Codebooks can contain various details about the dataset. Typically, for a SCS project, the Codebook should be a neat table containing the following information:
- Variable name
- Variable description or label
- Data type, for example, text, numeric (count), numeric, date
- Codes for categorical variables, providing the codes used and their meaning; for example, for a Likert scale variable one could specific 0-Strongly Disagree, 1-Disagree, 2-Neutral, 3-Agree, 4-Strongly Agree
Calculations used to derive ‘constructed variables’ contained in the dataset, or notes on the relationship between variables
- Microsoft Excel Dataset Guidelines
- Typically, all data should be in a single table on a single worksheet, starting in cell A1. For example, if there are individual datasets related to different countries, each country’s data should not be on its own worksheet but rather all data merged into a single table provided on one worksheet and Country included as a variable in this complete table of data.
- Additional information (such as graphs and summary statistics such as averages of columns) should be removed from this sheet.
- Formatting of text and cells, such as using boldface font and coloured cells, should not be used to provide information about the data. All of these details will be lost when data is imported into a statistical package.

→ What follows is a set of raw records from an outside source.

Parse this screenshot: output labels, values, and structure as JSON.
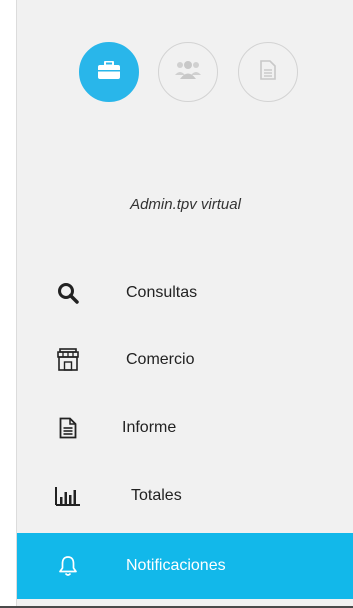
{
  "header": {
    "modes": [
      {
        "icon": "briefcase-icon",
        "active": true
      },
      {
        "icon": "users-icon",
        "active": false
      },
      {
        "icon": "document-icon",
        "active": false
      }
    ],
    "profile_label": "Admin.tpv virtual"
  },
  "menu": {
    "items": [
      {
        "label": "Consultas",
        "icon": "search-icon"
      },
      {
        "label": "Comercio",
        "icon": "store-icon"
      },
      {
        "label": "Informe",
        "icon": "report-icon"
      },
      {
        "label": "Totales",
        "icon": "bar-chart-icon"
      },
      {
        "label": "Notificaciones",
        "icon": "bell-icon",
        "active": true
      }
    ]
  },
  "colors": {
    "accent": "#12b8ea",
    "sidebar_bg": "#f1f1f1"
  }
}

- Do not merge cells, even those containing variable names.
- Please see the Database Guidelines 2017 for an example.
SPSS Dataset Guidelines
In addition to the guidelines above:
- During the preparation of data in SPSS, the client should ensure that all variables’ types and measures are well specified, variables are labelled and value labels are provided. This may eliminate the need for a separate Codebook.
‘Repeat Measures’ Datasets
A common type of data that provides some exceptions to the guidelines above are those containing ‘repeated measures’, which occur when multiple measurements are taken on each unit of interest. Such data is recorded in either ‘wide’ or ‘long’ format, please see the Database Guidelines 2017 for an illustrated example. Conversion between the two formats is straightforward to implement by the consultant using standard software.
Regardless of the software used in the analysis of data, database integrity is maintained through the use of a scripted program. Databases submitted for analysis are thus not altered. In this way, analyses can be re-run/checked at a later stage, either at the request of reviewers, or should new information have come to light.
Copies of the original, unaltered database are preserved for the duration of the SCS involvement; however, it is recommended that the client maintains his/her own backup of the provided database as well.